Cementing the permeation of this strategy just days before their show, Balenciaga put their backs into their mission to disrupt the industry by announcing their new couture storefront just below the atelier of Cristóbal Balenciaga’s original Paris salon at 10 Avenue George V. Speaking to WWD’s Miles Socha, CEO Cédric Charbit cited the move as a bid to encourage public engagement with the art form and innovate the couture retail experience. But just as community continues to sit at the heart of every brand’s post-pandemic strategy, the new store points right at couture’s immediate saving grace as we brace for another recession: young buyers.

Under 30, wide-eyed and just as influenceable as they are influential, millennial shoppers have given couture a new lease on life in recent years. With spending power estimated to hit 45% of the global market for personal luxury goods by 2025 according to a study by Bain & Company, they make up about a quarter of brands like Maison Rabih Kayrouz’s client lists and buy up to 20 dresses per order; four times what their predecessors left their appointments with.

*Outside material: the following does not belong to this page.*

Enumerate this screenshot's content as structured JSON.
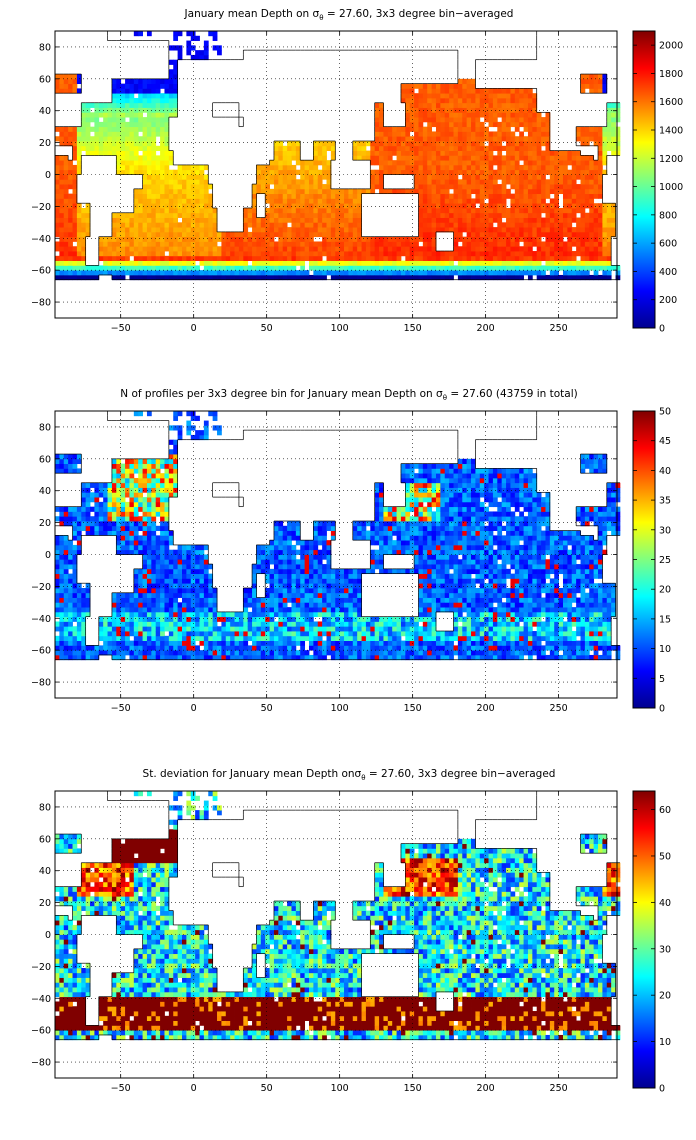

Not put off by couture’s increasing lack of wearability, these entrepreneurs, celebrities as well as daughters and wives of wealthy businessmen alike have acclimated to couture’s ongoing war between art, dress and profitability, seeing to it that “bespoke” and “custom-made” become increasingly recurring mentions in media coverage from the red carpet to street style. So while the old guard are forced to review their preference for stealth wealth, discretion and practicality in the face of this changing consumer landscape, Balenciaga’s shop will open its doors to all and is expected to stock pieces that “don’t require multiple fittings and extensive alterations.” See you there?